U.S. Beckons Foreigners With Science Fulbrights
The United States wants to fund the world's brightest graduate students under a new program designed to dispel fears that the country has become inhospitable to foreigners since the 11 September 2001 terrorist attacks.
The program, to be called the Fulbright Science Awards, takes the name of the prestigious intellectual exchange program between the United States and some 150 countries begun after World War II. But its 25 scholarships to foreign graduate students in science and engineering will break new ground for the Fulbrights: Students will be chosen by a blue-ribbon panel of experts in a global competition rather than through the traditional bilateral agreements, and they will be funded for longer than the typical 3 years.

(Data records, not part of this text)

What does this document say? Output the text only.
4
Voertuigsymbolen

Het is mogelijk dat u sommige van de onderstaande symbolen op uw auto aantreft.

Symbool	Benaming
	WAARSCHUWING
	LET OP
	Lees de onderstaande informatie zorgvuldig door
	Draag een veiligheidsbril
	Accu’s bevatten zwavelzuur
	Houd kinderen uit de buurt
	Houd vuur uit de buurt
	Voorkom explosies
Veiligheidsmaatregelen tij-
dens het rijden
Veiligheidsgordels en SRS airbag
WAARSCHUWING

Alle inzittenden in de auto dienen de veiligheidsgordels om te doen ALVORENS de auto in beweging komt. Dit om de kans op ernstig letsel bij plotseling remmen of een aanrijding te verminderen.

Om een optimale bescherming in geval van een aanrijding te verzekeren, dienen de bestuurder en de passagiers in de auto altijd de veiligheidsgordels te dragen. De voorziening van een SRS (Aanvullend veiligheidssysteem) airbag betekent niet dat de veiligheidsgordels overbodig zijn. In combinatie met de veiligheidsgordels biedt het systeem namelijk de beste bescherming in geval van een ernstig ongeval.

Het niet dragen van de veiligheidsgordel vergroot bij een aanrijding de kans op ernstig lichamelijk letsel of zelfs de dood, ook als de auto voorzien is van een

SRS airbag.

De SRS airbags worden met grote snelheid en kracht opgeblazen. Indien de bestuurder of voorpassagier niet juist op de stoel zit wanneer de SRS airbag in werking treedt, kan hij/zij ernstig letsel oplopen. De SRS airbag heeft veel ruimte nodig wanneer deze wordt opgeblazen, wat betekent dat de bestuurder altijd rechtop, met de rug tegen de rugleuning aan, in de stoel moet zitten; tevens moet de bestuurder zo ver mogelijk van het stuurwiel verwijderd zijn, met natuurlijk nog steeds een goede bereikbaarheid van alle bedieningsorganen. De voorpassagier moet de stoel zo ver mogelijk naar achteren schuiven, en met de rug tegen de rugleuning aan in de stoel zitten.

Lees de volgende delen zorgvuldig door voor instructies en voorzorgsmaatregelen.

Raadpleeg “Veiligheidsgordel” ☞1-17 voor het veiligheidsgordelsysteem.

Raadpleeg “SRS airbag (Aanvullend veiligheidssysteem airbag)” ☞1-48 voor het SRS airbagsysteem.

"We wanted to send a clear signal that this country is intent on welcoming foreign talent, especially future scientific and technical leaders," explains Tom Farrell, deputy undersecretary of state. "What better way to do that than through our most important global brand name in international education, the Fulbright program?" Farrell said the scholarships are designed to support students "until the completion of their Ph.D., in partnership with their university."
The awards are part of a proposed spending boost for academic exchanges to be announced next month in the president's 2007 budget request to Congress. They were mentioned in passing at a 6 January meeting with university presidents at the State Department in which academic leaders stressed the need for the United States to send a message that its borders remain open to talented students from abroad.
That message may already be getting through. Claudia Mitchell-Kernan, dean of the graduate division at the University of California, Los Angeles, reports a double-digit increase this winter in foreign applications to UCLA graduate programs. "I've heard nobody say that their applications are down," says Debra Stewart, president of the Council of Graduate Schools, whose annual survey of enrollment trends at the nation's top research institutions reported a sharp drop in applications after 9/11. Stewart credits the State Department and individual institutions for helping reverse that decline, and she predicts that the science Fulbrights will reinforce the trend.